Apart from the great arch in the shape of a horseshoe at the old village forge, Glynde’s most striking piece of architecture is its church, a controversial Grecian creation built for Bishop Trevor in 1763 on the site of an old church that was falling down. It has been variously described as being ‘in very bad taste’ and uninteresting, chiefly because it is quite out of the picture’. Others have spoken of its elegance and charm.

Glynde’s musical traditions have roots deeper than Glyndebourne and are of a more earthy nature. The Glynde and Beddingham Brass Band was formed in 1925 by the village stationmaster Mr Turner. And at the diamond jubilee celebrations members paid tribute to Bert Beech, who joined the band at its formation. Bert started as a cornettist at the age of nine, but switched to the euphonium when the cornet became too much for his teeth. When the band re-formed at the end of the Second World War the euphonium was found to be riddled with machine gun bullets, apparently inflicted by the Home Guard.

William Hay, born at Glyndebourne in 1695, was scarcely five feet in height, had a hump-back and misshapen limbs. But he was elected member of Parliament for Seaford and became Keeper of the Records at the Tower of London, in addition to travelling widely and writing essays and poems. He wrote an

essay on deformity, describing in a pleasant, bantering style how he had come to terms with his afflictions, in which he states: “When I am in a coach with a fair lady, I am hid by silk and whalebone. When I sit next to her at table, my arm is pinioned, I can neither help her nor myself. We are deprived of the pleasure of seeing each other; she would scarce know I was there if she did not sometimes hear me under her wing. I am in Purgatory, on the confines of Paradise! I therefore beg one favour which she may grant with honour, that – since I despair of supplanting her lap-dog – she will allow me a cushion to raise me above such misfortunes.’
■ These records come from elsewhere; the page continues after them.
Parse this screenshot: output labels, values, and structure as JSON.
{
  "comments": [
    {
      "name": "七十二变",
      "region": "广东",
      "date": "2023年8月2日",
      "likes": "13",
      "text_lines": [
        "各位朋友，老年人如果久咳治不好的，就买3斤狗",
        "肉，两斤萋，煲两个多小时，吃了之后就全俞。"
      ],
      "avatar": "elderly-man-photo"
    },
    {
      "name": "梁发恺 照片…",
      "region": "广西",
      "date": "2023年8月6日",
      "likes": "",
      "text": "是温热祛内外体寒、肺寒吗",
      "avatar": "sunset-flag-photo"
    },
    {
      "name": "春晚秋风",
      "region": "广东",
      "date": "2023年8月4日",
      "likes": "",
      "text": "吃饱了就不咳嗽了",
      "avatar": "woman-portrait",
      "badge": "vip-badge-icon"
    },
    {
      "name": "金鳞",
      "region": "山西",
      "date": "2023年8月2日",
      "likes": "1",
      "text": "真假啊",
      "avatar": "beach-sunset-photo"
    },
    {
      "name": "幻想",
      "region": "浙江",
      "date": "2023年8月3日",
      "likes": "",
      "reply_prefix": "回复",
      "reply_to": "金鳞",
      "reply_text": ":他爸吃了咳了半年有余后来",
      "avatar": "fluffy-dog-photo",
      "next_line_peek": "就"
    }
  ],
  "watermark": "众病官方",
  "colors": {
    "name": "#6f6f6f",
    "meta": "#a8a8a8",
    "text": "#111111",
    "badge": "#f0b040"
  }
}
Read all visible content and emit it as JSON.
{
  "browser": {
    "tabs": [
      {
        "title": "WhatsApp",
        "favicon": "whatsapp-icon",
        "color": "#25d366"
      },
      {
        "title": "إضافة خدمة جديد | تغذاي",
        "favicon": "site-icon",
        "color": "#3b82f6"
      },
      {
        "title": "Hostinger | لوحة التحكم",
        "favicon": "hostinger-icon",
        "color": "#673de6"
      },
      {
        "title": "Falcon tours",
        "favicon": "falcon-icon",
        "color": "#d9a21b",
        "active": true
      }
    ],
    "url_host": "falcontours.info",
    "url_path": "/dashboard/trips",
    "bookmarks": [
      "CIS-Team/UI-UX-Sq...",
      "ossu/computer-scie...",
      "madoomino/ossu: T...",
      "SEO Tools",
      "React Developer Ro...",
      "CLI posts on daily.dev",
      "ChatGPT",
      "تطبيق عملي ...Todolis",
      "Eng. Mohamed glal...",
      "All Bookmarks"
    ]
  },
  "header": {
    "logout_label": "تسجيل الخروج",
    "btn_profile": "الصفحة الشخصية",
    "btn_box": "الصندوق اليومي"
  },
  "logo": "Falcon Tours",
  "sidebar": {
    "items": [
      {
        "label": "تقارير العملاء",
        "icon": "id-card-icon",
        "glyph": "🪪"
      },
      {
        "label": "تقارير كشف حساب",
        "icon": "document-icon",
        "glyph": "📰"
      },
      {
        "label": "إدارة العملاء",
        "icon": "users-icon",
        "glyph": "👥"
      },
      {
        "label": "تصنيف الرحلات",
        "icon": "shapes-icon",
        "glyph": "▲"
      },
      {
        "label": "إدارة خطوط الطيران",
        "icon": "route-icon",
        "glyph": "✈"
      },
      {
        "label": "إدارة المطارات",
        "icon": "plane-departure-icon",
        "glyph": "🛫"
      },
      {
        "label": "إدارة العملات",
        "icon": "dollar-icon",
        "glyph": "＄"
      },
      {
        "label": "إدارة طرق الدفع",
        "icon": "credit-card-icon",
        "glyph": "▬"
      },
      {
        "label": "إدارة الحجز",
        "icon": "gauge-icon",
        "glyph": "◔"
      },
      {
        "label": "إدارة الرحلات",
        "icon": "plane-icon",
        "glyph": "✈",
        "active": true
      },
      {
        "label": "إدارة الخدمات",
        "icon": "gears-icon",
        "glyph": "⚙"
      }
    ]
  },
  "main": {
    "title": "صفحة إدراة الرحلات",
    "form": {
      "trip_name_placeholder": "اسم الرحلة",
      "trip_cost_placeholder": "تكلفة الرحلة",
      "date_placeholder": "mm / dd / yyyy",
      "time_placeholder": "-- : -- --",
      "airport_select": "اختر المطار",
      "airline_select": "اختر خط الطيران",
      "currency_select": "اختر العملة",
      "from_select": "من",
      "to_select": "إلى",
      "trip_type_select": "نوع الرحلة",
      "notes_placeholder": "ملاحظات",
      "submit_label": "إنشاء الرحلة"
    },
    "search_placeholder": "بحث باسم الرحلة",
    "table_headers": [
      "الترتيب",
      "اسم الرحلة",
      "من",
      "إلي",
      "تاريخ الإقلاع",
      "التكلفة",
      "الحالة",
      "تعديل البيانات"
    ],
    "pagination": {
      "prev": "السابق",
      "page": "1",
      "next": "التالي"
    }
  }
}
Edward Boys Ellman, in Recollections of a Sussex Parson, relates how the Misses Tuttee at Glyndebourne once made a complaint to his grandfather of boys bathing within sight of their house, in a pond, and that it was a most indecent sight for any lady to see. The boys, on being spoken to on the subject, said they were so far off that they were sure the ladies could not have seen anything indecent, unless they stared at them through a glass.’